Starting April 10, a detour will be put in place on Simcoe Street North starting at Rossland Road and stretching to Robert Street as the entire section undergoes a complete reconstruction.
In all, the asphalt and base, the sidewalks, the curbs, watermain, sanitary and storm sewers are all being ripped out and replaced along the approximately 800-metre stretch. The age of the infrastructure is hard to determine as the section of road is a patchwork, having been originally two lanes and then expanded to four. However, one thing is certain: the work has been needed for a some time.
“All this infrastructure is well past its design service life, so it’s been budgeted for a while,” says Dan Waechter, manager of construction management with the Region of Durham.
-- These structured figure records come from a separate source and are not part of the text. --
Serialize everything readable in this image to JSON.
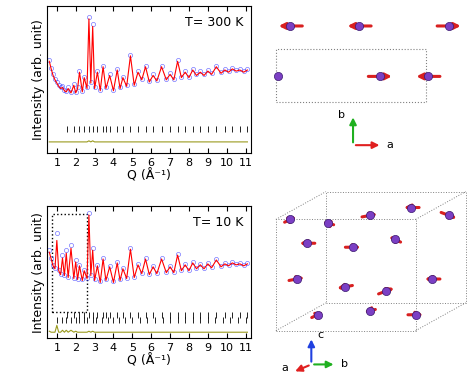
{
  "chart_data": [
    {
      "type": "line",
      "annotation": "T= 300 K",
      "x_label": "Q (Å⁻¹)",
      "y_label": "Intensity (arb. unit)",
      "xlim": [
        0.5,
        11.3
      ],
      "xticks": [
        1,
        2,
        3,
        4,
        5,
        6,
        7,
        8,
        9,
        10,
        11
      ],
      "ylim": [
        -30,
        105
      ],
      "tick_labels": "x",
      "x": [
        0.6,
        0.7,
        0.8,
        0.9,
        1.0,
        1.1,
        1.2,
        1.3,
        1.4,
        1.5,
        1.6,
        1.75,
        1.9,
        2.0,
        2.1,
        2.2,
        2.35,
        2.45,
        2.6,
        2.7,
        2.8,
        2.9,
        3.0,
        3.15,
        3.3,
        3.45,
        3.6,
        3.8,
        4.0,
        4.2,
        4.35,
        4.5,
        4.7,
        4.9,
        5.1,
        5.3,
        5.5,
        5.7,
        5.9,
        6.1,
        6.3,
        6.55,
        6.8,
        7.0,
        7.2,
        7.4,
        7.6,
        7.8,
        8.0,
        8.2,
        8.4,
        8.6,
        8.8,
        9.0,
        9.2,
        9.45,
        9.7,
        9.9,
        10.1,
        10.3,
        10.5,
        10.7,
        10.9,
        11.1
      ],
      "series": [
        {
          "type": "scatter",
          "color": "#3b3bff",
          "marker": "circle",
          "line_style": "none",
          "values": [
            55,
            48,
            42,
            38,
            35,
            32,
            30,
            31,
            28,
            27,
            30,
            26,
            33,
            26,
            30,
            45,
            27,
            40,
            30,
            95,
            35,
            88,
            30,
            45,
            28,
            50,
            30,
            42,
            28,
            47,
            30,
            40,
            32,
            60,
            33,
            45,
            38,
            50,
            36,
            42,
            37,
            50,
            38,
            43,
            38,
            55,
            40,
            45,
            40,
            47,
            42,
            45,
            42,
            46,
            43,
            50,
            44,
            47,
            45,
            48,
            46,
            47,
            45,
            47
          ]
        },
        {
          "type": "line",
          "color": "#ff0000",
          "line_style": "solid",
          "values": [
            54,
            47,
            41,
            37,
            34,
            31,
            29,
            30,
            27,
            26,
            29,
            25,
            32,
            25,
            29,
            44,
            26,
            39,
            29,
            93,
            34,
            86,
            29,
            44,
            27,
            49,
            29,
            41,
            27,
            46,
            29,
            39,
            31,
            59,
            32,
            44,
            37,
            49,
            35,
            41,
            36,
            49,
            37,
            42,
            37,
            54,
            39,
            44,
            39,
            46,
            41,
            44,
            41,
            45,
            42,
            49,
            43,
            46,
            44,
            47,
            45,
            46,
            44,
            46
          ]
        },
        {
          "type": "line",
          "color": "#9a9a1e",
          "line_style": "solid",
          "values": [
            -20,
            -20,
            -20,
            -20,
            -20,
            -20,
            -20,
            -20,
            -20,
            -20,
            -20,
            -20,
            -20,
            -20,
            -20,
            -20,
            -20,
            -20,
            -20,
            -19,
            -20,
            -19,
            -20,
            -20,
            -20,
            -20,
            -20,
            -20,
            -20,
            -20,
            -20,
            -20,
            -20,
            -20,
            -20,
            -20,
            -20,
            -20,
            -20,
            -20,
            -20,
            -20,
            -20,
            -20,
            -20,
            -20,
            -20,
            -20,
            -20,
            -20,
            -20,
            -20,
            -20,
            -20,
            -20,
            -20,
            -20,
            -20,
            -20,
            -20,
            -20,
            -20,
            -20,
            -20
          ]
        },
        {
          "type": "scatter",
          "color": "#000000",
          "marker": "vline",
          "line_style": "none",
          "x": [
            1.55,
            1.9,
            2.2,
            2.45,
            2.7,
            2.9,
            3.15,
            3.45,
            3.6,
            3.8,
            4.2,
            4.5,
            4.9,
            5.3,
            5.7,
            6.1,
            6.55,
            7.0,
            7.4,
            7.8,
            8.2,
            8.6,
            9.0,
            9.45,
            9.9,
            10.3,
            10.7,
            11.1
          ],
          "values": [
            -8,
            -8,
            -8,
            -8,
            -8,
            -8,
            -8,
            -8,
            -8,
            -8,
            -8,
            -8,
            -8,
            -8,
            -8,
            -8,
            -8,
            -8,
            -8,
            -8,
            -8,
            -8,
            -8,
            -8,
            -8,
            -8,
            -8,
            -8
          ]
        }
      ]
    },
    {
      "type": "line",
      "annotation": "T= 10 K",
      "x_label": "Q (Å⁻¹)",
      "y_label": "Intensity (arb. unit)",
      "xlim": [
        0.5,
        11.3
      ],
      "xticks": [
        1,
        2,
        3,
        4,
        5,
        6,
        7,
        8,
        9,
        10,
        11
      ],
      "ylim": [
        -30,
        105
      ],
      "tick_labels": "x",
      "x": [
        0.6,
        0.7,
        0.8,
        0.9,
        1.0,
        1.1,
        1.2,
        1.3,
        1.4,
        1.5,
        1.6,
        1.75,
        1.9,
        2.0,
        2.1,
        2.2,
        2.35,
        2.45,
        2.6,
        2.7,
        2.8,
        2.9,
        3.0,
        3.15,
        3.3,
        3.45,
        3.6,
        3.8,
        4.0,
        4.2,
        4.35,
        4.5,
        4.7,
        4.9,
        5.1,
        5.3,
        5.5,
        5.7,
        5.9,
        6.1,
        6.3,
        6.55,
        6.8,
        7.0,
        7.2,
        7.4,
        7.6,
        7.8,
        8.0,
        8.2,
        8.4,
        8.6,
        8.8,
        9.0,
        9.2,
        9.45,
        9.7,
        9.9,
        10.1,
        10.3,
        10.5,
        10.7,
        10.9,
        11.1
      ],
      "series": [
        {
          "type": "scatter",
          "color": "#3b3bff",
          "marker": "circle",
          "line_style": "none",
          "values": [
            60,
            52,
            45,
            42,
            78,
            40,
            36,
            55,
            35,
            60,
            33,
            65,
            32,
            50,
            31,
            45,
            30,
            40,
            32,
            98,
            35,
            62,
            30,
            45,
            28,
            52,
            30,
            44,
            28,
            48,
            30,
            42,
            32,
            62,
            33,
            46,
            37,
            52,
            36,
            44,
            37,
            52,
            38,
            44,
            38,
            56,
            40,
            46,
            40,
            48,
            42,
            46,
            42,
            47,
            43,
            51,
            44,
            47,
            45,
            48,
            46,
            47,
            45,
            47
          ]
        },
        {
          "type": "line",
          "color": "#ff0000",
          "line_style": "solid",
          "values": [
            58,
            51,
            44,
            41,
            70,
            39,
            35,
            52,
            34,
            57,
            32,
            62,
            31,
            48,
            30,
            44,
            29,
            39,
            31,
            96,
            34,
            60,
            29,
            44,
            27,
            51,
            29,
            43,
            27,
            47,
            29,
            41,
            31,
            61,
            32,
            45,
            36,
            51,
            35,
            43,
            36,
            51,
            37,
            43,
            37,
            55,
            39,
            45,
            39,
            47,
            41,
            45,
            41,
            46,
            42,
            50,
            43,
            46,
            44,
            47,
            45,
            46,
            44,
            46
          ]
        },
        {
          "type": "line",
          "color": "#9a9a1e",
          "line_style": "solid",
          "values": [
            -23,
            -24,
            -24,
            -24,
            -17,
            -24,
            -24,
            -22,
            -24,
            -22,
            -24,
            -22,
            -24,
            -23,
            -24,
            -24,
            -24,
            -24,
            -24,
            -23,
            -24,
            -23,
            -24,
            -24,
            -24,
            -24,
            -24,
            -24,
            -24,
            -24,
            -24,
            -24,
            -24,
            -24,
            -24,
            -24,
            -24,
            -24,
            -24,
            -24,
            -24,
            -24,
            -24,
            -24,
            -24,
            -24,
            -24,
            -24,
            -24,
            -24,
            -24,
            -24,
            -24,
            -24,
            -24,
            -24,
            -24,
            -24,
            -24,
            -24,
            -24,
            -24,
            -24,
            -24
          ]
        },
        {
          "type": "scatter",
          "color": "#000000",
          "marker": "vline",
          "line_style": "none",
          "x": [
            1.55,
            1.9,
            2.2,
            2.45,
            2.7,
            2.9,
            3.15,
            3.45,
            3.6,
            3.8,
            4.2,
            4.5,
            4.9,
            5.3,
            5.7,
            6.1,
            6.55,
            7.0,
            7.4,
            7.8,
            8.2,
            8.6,
            9.0,
            9.45,
            9.9,
            10.3,
            10.7,
            11.1
          ],
          "values": [
            -6,
            -6,
            -6,
            -6,
            -6,
            -6,
            -6,
            -6,
            -6,
            -6,
            -6,
            -6,
            -6,
            -6,
            -6,
            -6,
            -6,
            -6,
            -6,
            -6,
            -6,
            -6,
            -6,
            -6,
            -6,
            -6,
            -6,
            -6
          ]
        },
        {
          "type": "scatter",
          "color": "#000000",
          "marker": "vline",
          "line_style": "none",
          "x": [
            1.0,
            1.3,
            1.5,
            1.75,
            2.0,
            2.2,
            2.45,
            2.6,
            2.9,
            3.1,
            3.4,
            3.7,
            4.0,
            4.3,
            4.6,
            5.0,
            5.4,
            5.8,
            6.2,
            6.6,
            7.0,
            7.4,
            7.8,
            8.2,
            8.6,
            9.0,
            9.4,
            9.8,
            10.2,
            10.6,
            11.0
          ],
          "values": [
            -12,
            -12,
            -12,
            -12,
            -12,
            -12,
            -12,
            -12,
            -12,
            -12,
            -12,
            -12,
            -12,
            -12,
            -12,
            -12,
            -12,
            -12,
            -12,
            -12,
            -12,
            -12,
            -12,
            -12,
            -12,
            -12,
            -12,
            -12,
            -12,
            -12,
            -12
          ]
        }
      ]
    }
  ],
  "diagrams": [
    {
      "axis_labels": [
        "b",
        "a"
      ]
    },
    {
      "axis_labels": [
        "c",
        "a",
        "b"
      ]
    }
  ]
}
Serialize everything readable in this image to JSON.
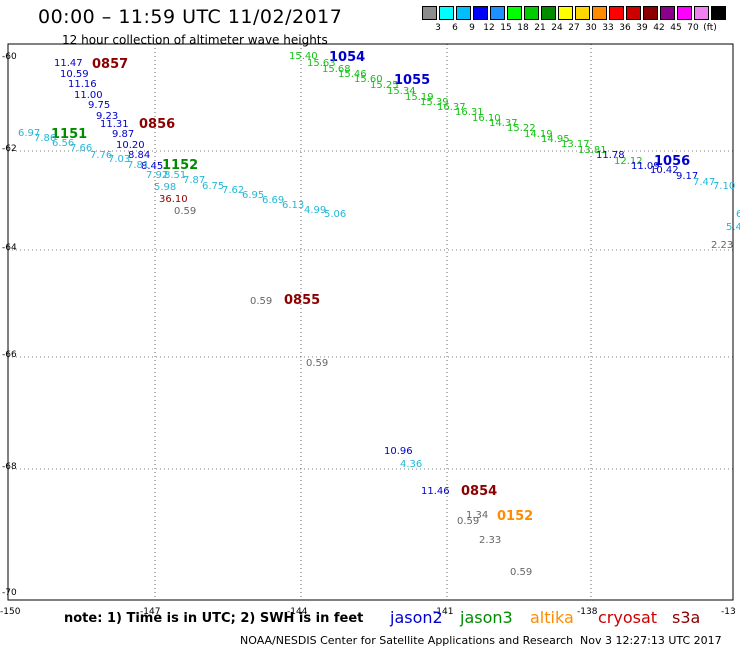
{
  "header": {
    "title": "00:00 – 11:59 UTC 11/02/2017",
    "subtitle": "12 hour collection of altimeter wave heights"
  },
  "legend": {
    "colors": [
      "#8c8c8c",
      "#00ffff",
      "#00bfff",
      "#0000ff",
      "#1e90ff",
      "#00ff00",
      "#00cd00",
      "#008b00",
      "#ffff00",
      "#ffd700",
      "#ff8c00",
      "#ff0000",
      "#cd0000",
      "#8b0000",
      "#8b008b",
      "#ff00ff",
      "#ee82ee",
      "#000000"
    ],
    "labels": [
      "3",
      "6",
      "9",
      "12",
      "15",
      "18",
      "21",
      "24",
      "27",
      "30",
      "33",
      "36",
      "39",
      "42",
      "45",
      "70",
      "(ft)"
    ]
  },
  "map": {
    "lon_ticks": [
      "-150",
      "-147",
      "-144",
      "-141",
      "-138",
      "-13"
    ],
    "lat_ticks": [
      "-60",
      "-62",
      "-64",
      "-66",
      "-68",
      "-70"
    ],
    "colors": {
      "jason2": "#0000cd",
      "jason3": "#008b00",
      "altika": "#ff8c00",
      "cryosat": "#cc0000",
      "s3a": "#8b0000",
      "gray": "#666666",
      "cyan": "#22b8d8",
      "green": "#11c311"
    },
    "passes": [
      {
        "label": "1054",
        "color": "#0000cd"
      },
      {
        "label": "1055",
        "color": "#0000cd"
      },
      {
        "label": "1056",
        "color": "#0000cd"
      },
      {
        "label": "0857",
        "color": "#8b0000"
      },
      {
        "label": "0856",
        "color": "#8b0000"
      },
      {
        "label": "0855",
        "color": "#8b0000"
      },
      {
        "label": "0854",
        "color": "#8b0000"
      },
      {
        "label": "1151",
        "color": "#008b00"
      },
      {
        "label": "1152",
        "color": "#008b00"
      },
      {
        "label": "0152",
        "color": "#ff8c00"
      }
    ],
    "observations": [
      {
        "text": "15.40",
        "color": "green"
      },
      {
        "text": "15.63",
        "color": "green"
      },
      {
        "text": "15.68",
        "color": "green"
      },
      {
        "text": "15.46",
        "color": "green"
      },
      {
        "text": "15.60",
        "color": "green"
      },
      {
        "text": "15.25",
        "color": "green"
      },
      {
        "text": "15.34",
        "color": "green"
      },
      {
        "text": "15.19",
        "color": "green"
      },
      {
        "text": "15.39",
        "color": "green"
      },
      {
        "text": "16.37",
        "color": "green"
      },
      {
        "text": "16.31",
        "color": "green"
      },
      {
        "text": "16.10",
        "color": "green"
      },
      {
        "text": "14.37",
        "color": "green"
      },
      {
        "text": "15.22",
        "color": "green"
      },
      {
        "text": "14.19",
        "color": "green"
      },
      {
        "text": "14.95",
        "color": "green"
      },
      {
        "text": "13.17",
        "color": "green"
      },
      {
        "text": "13.81",
        "color": "green"
      },
      {
        "text": "12.12",
        "color": "green"
      },
      {
        "text": "11.78",
        "color": "jason2"
      },
      {
        "text": "11.09",
        "color": "jason2"
      },
      {
        "text": "10.42",
        "color": "jason2"
      },
      {
        "text": "9.17",
        "color": "jason2"
      },
      {
        "text": "7.47",
        "color": "cyan"
      },
      {
        "text": "7.10",
        "color": "cyan"
      },
      {
        "text": "6",
        "color": "cyan"
      },
      {
        "text": "5.4",
        "color": "cyan"
      },
      {
        "text": "2.23",
        "color": "gray"
      },
      {
        "text": "11.47",
        "color": "jason2"
      },
      {
        "text": "10.59",
        "color": "jason2"
      },
      {
        "text": "11.16",
        "color": "jason2"
      },
      {
        "text": "11.00",
        "color": "jason2"
      },
      {
        "text": "9.75",
        "color": "jason2"
      },
      {
        "text": "9.23",
        "color": "jason2"
      },
      {
        "text": "11.31",
        "color": "jason2"
      },
      {
        "text": "9.87",
        "color": "jason2"
      },
      {
        "text": "10.20",
        "color": "jason2"
      },
      {
        "text": "8.84",
        "color": "jason2"
      },
      {
        "text": "8.45",
        "color": "jason2"
      },
      {
        "text": "6.97",
        "color": "cyan"
      },
      {
        "text": "7.86",
        "color": "cyan"
      },
      {
        "text": "6.56",
        "color": "cyan"
      },
      {
        "text": "7.66",
        "color": "cyan"
      },
      {
        "text": "7.76",
        "color": "cyan"
      },
      {
        "text": "7.03",
        "color": "cyan"
      },
      {
        "text": "7.81",
        "color": "cyan"
      },
      {
        "text": "7.92",
        "color": "cyan"
      },
      {
        "text": "8.51",
        "color": "cyan"
      },
      {
        "text": "7.87",
        "color": "cyan"
      },
      {
        "text": "5.98",
        "color": "cyan"
      },
      {
        "text": "6.75",
        "color": "cyan"
      },
      {
        "text": "7.62",
        "color": "cyan"
      },
      {
        "text": "6.95",
        "color": "cyan"
      },
      {
        "text": "6.69",
        "color": "cyan"
      },
      {
        "text": "6.13",
        "color": "cyan"
      },
      {
        "text": "4.99",
        "color": "cyan"
      },
      {
        "text": "5.06",
        "color": "cyan"
      },
      {
        "text": "36.10",
        "color": "s3a"
      },
      {
        "text": "0.59",
        "color": "gray"
      },
      {
        "text": "0.59",
        "color": "gray"
      },
      {
        "text": "0.59",
        "color": "gray"
      },
      {
        "text": "10.96",
        "color": "jason2"
      },
      {
        "text": "4.36",
        "color": "cyan"
      },
      {
        "text": "11.46",
        "color": "jason2"
      },
      {
        "text": "1.34",
        "color": "gray"
      },
      {
        "text": "0.59",
        "color": "gray"
      },
      {
        "text": "2.33",
        "color": "gray"
      },
      {
        "text": "0.59",
        "color": "gray"
      }
    ]
  },
  "footer": {
    "note": "note:  1) Time is in UTC;  2) SWH is in feet",
    "satellites": [
      {
        "name": "jason2",
        "color": "#0000cd"
      },
      {
        "name": "jason3",
        "color": "#008b00"
      },
      {
        "name": "altika",
        "color": "#ff8c00"
      },
      {
        "name": "cryosat",
        "color": "#cc0000"
      },
      {
        "name": "s3a",
        "color": "#8b0000"
      }
    ],
    "credit": "NOAA/NESDIS Center for Satellite Applications and Research",
    "timestamp": "Nov  3 12:27:13 UTC 2017"
  }
}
The region is taking the lead on the project as Simcoe is a regional road.
Contractor Eagleson Construction started mobilizing and doing initial work on April 3, with the detour set to be put in place on April 10. Residents are urged to take alternative routes during the project, with the detour sending drivers to Ritson via Taunton Road or Rossland.
Weather permitting, work is expected to last throughout the summer, wrapping up by mid-October. However, Waechter says he hopes Eagleston may improve on that timeline.
“We hope that they can improve on that schedule, but contractually they have to meet those dates,” he says. “If the weather is cooperative and they have good production, then we hope they’ll beat that schedule.”
Save for any exemptions that may be issued if required, the contractor must abide by the noise bylaw throughout the process, meaning work is kept between 7 a.m. and 7 p.m.
Residents living along the effected stretch of Simcoe will be hit harder than others, Waechter admits, but access will be maintained consistently and signs will be erected to advertise that businesses along the stretch remain open.
Durham Region Transit and GO Transit buses will also be rerouted during the process to Mary Street via Robert and Hillcroft Streets.
Waechter admits the closure can be troublesome, but with the extent of the work, it’s the safest option, and can also allow work to be expedited with fewer interruptions from traffic.
“With a full road closure, sometimes I know it’s an aggravation, it’s an inconvenience, but at other times when you try and maintain traffic with this extensive work going on, it can create a lot of safety issues and other related problems,” he says.
Inspections have also been carried out inside homes along the effected stretch, many of which are older homes, to make sure residents are protected in the case of damage to their basements or foundations during the project.
“We’ve gone the extra mile here to ensure there’s pre-construction inspection, basically so everybody gets an idea of what the preexisting condition of basements and structures are so that in the event that there is any problem during construction that we can effectively deal with it,” Waechter says.